Critias, bien qu’élève des sophistes et de Socrate, paraît avoir écrit, dans ses œuvres en prose, plutôt avec le laisser-aller d’un grand seigneur qu’avec l’application d’un orateur de métier. Mais les fragments qui nous en restent sont trop courts pour que nous puissions les juger en pleine connaissance de cause[1].

Énée le tacticien, enfin, est un de ces spécialistes nombreux à la fin du ve et au commencement du ive siècle, mais presque tous perdus aujourd’hui pour nous, qui ont entrepris les premiers de mettre par écrit des idées que l’expérience leur avait inspirées sur un art qu’ils pratiquaient assidûment. On sait que divers poètes, Lasos d’Hermioné, Sophocle, passaient pour avoir composé des ouvrages sur certaines parties de leur art. Si ces livres étaient authentiques, c’étaient les plus anciens modèles de ce genre de littérature. Le traité De l’Équitation de Xénophon, est un ouvrage de même sorte ; on y lit en outre, dès le début, le nom d’un personnage nommé Simon qui avait précédé Xénophon dans la même voie. Un échantillon intéressant de cette littérature technique est arrivé jusqu’à nous ; c’est le traité de tactique d’un certain Énée, le même peut-être que cet Énée de Stymphale mentionné dans les Helléniques, et qui fut général des Arcadiens vers le temps d’Épaminondas[2]. Polybe signale un grand ouvrage d’Énée intitulé : Mémoires sur la stratégie (Περὶ τῶν στατηγηματικῶν ὑπομνήματα)[3]. C’est un extrait de cet ouvrage qui nous a été conservé[4]. L’auteur énumère

  1. Fragm. historic. (Müller-Didot), t. II, p. 68 et suiv. Cf.
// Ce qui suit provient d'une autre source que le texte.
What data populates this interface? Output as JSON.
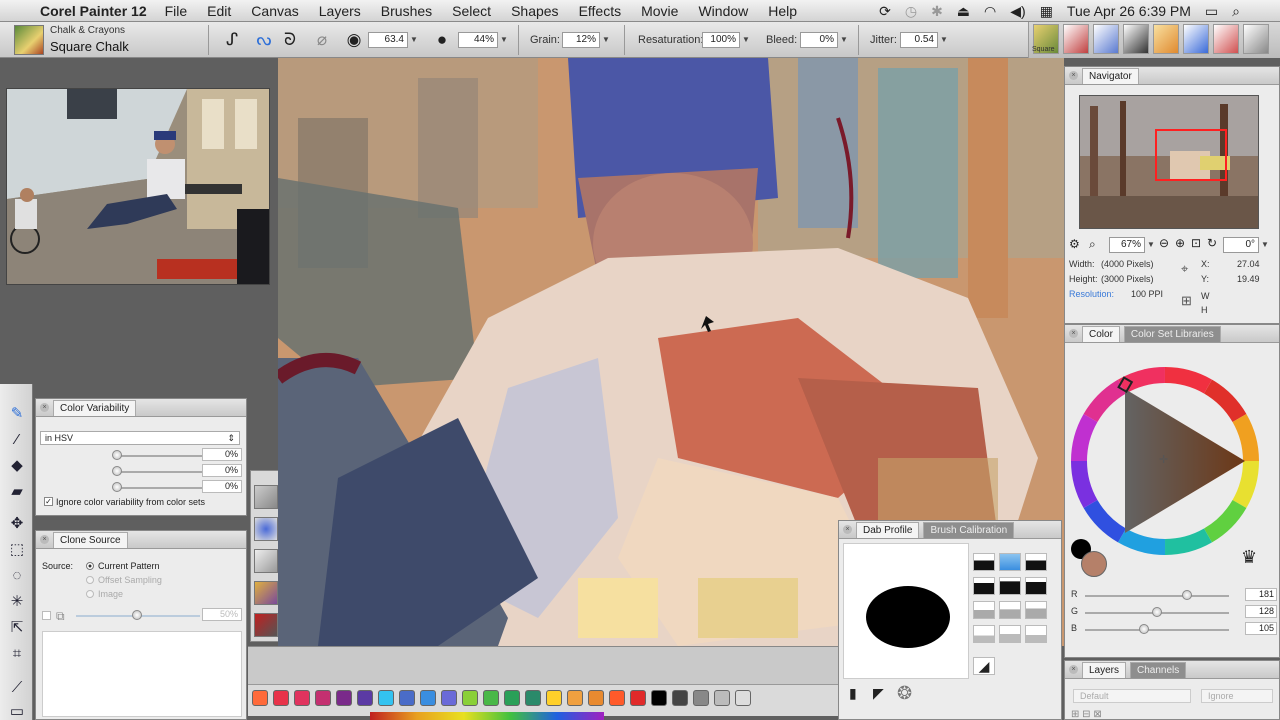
{
  "menubar": {
    "app_name": "Corel Painter 12",
    "items": [
      "File",
      "Edit",
      "Canvas",
      "Layers",
      "Brushes",
      "Select",
      "Shapes",
      "Effects",
      "Movie",
      "Window",
      "Help"
    ],
    "clock": "Tue Apr 26  6:39 PM"
  },
  "brush": {
    "category": "Chalk & Crayons",
    "variant": "Square Chalk",
    "size": "63.4",
    "opacity": "44%",
    "grain_label": "Grain:",
    "grain": "12%",
    "resaturation_label": "Resaturation:",
    "resaturation": "100%",
    "bleed_label": "Bleed:",
    "bleed": "0%",
    "jitter_label": "Jitter:",
    "jitter": "0.54"
  },
  "brush_strip": {
    "first_label": "Square"
  },
  "color_variability": {
    "title": "Color Variability",
    "mode": "in HSV",
    "values": [
      "0%",
      "0%",
      "0%"
    ],
    "ignore_label": "Ignore color variability from color sets"
  },
  "clone_source": {
    "title": "Clone Source",
    "source_label": "Source:",
    "options": [
      "Current Pattern",
      "Offset Sampling",
      "Image"
    ],
    "opacity": "50%"
  },
  "navigator": {
    "title": "Navigator",
    "zoom": "67%",
    "rotation": "0°",
    "width_label": "Width:",
    "width": "(4000 Pixels)",
    "height_label": "Height:",
    "height": "(3000 Pixels)",
    "resolution_label": "Resolution:",
    "resolution": "100 PPI",
    "x_label": "X:",
    "x": "27.04",
    "y_label": "Y:",
    "y": "19.49",
    "w_label": "W",
    "h_label": "H"
  },
  "color_panel": {
    "tabs": [
      "Color",
      "Color Set Libraries"
    ],
    "r_label": "R",
    "r": "181",
    "r_level": 0.71,
    "g_label": "G",
    "g": "128",
    "g_level": 0.5,
    "b_label": "B",
    "b": "105",
    "b_level": 0.41,
    "main_color": "#b58069",
    "secondary_color": "#000000"
  },
  "dab_profile": {
    "tabs": [
      "Dab Profile",
      "Brush Calibration"
    ]
  },
  "layers": {
    "tabs": [
      "Layers",
      "Channels"
    ],
    "composite": "Default",
    "preserve": "Ignore"
  },
  "color_set": {
    "swatches": [
      "#ff6a3a",
      "#e8334a",
      "#e0335e",
      "#c43070",
      "#7a2a8a",
      "#5b3aa4",
      "#33c3f0",
      "#4a6cc8",
      "#3a8ee0",
      "#6a6ad8",
      "#8ad038",
      "#4ab848",
      "#2aa058",
      "#2a8a6a",
      "#ffd02a",
      "#f0a040",
      "#e88a30",
      "#ff5a2a",
      "#e02a2a",
      "#000000",
      "#444444",
      "#888888",
      "#bbbbbb",
      "#dddddd"
    ]
  }
}
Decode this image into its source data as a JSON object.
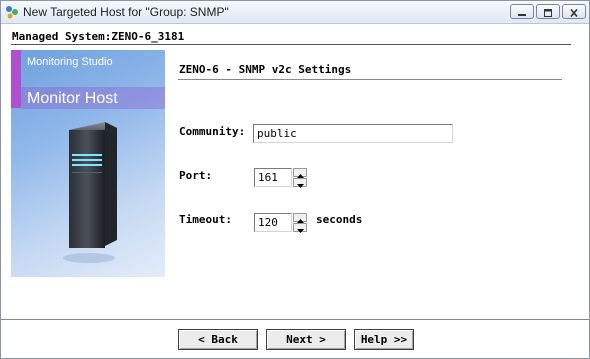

Lallier, de Critia tyranno, Paris 1874.
  2. Hell., VII, 3, 1. Cette indication, comme celles qui ressortent de l’ouvrage lui-même, nous conduit donc assez loin du temps d’Ion de Chios et de Critias, mais non des dernières années de Démocrite ou d’Hippocrate.
  3. Polybe, X, 44
  4. Le titre complet de cet extrait est : Τακτικὸν ὑπόμνημα περὶ τοῦ πῶς χρὴ πολιορκουμένους ἁντἐχειν. Édition de Hug, Leipzig, 1874. Cf ; l’étude du même savant, Æneas von Stymphalos, Zurich, 1877.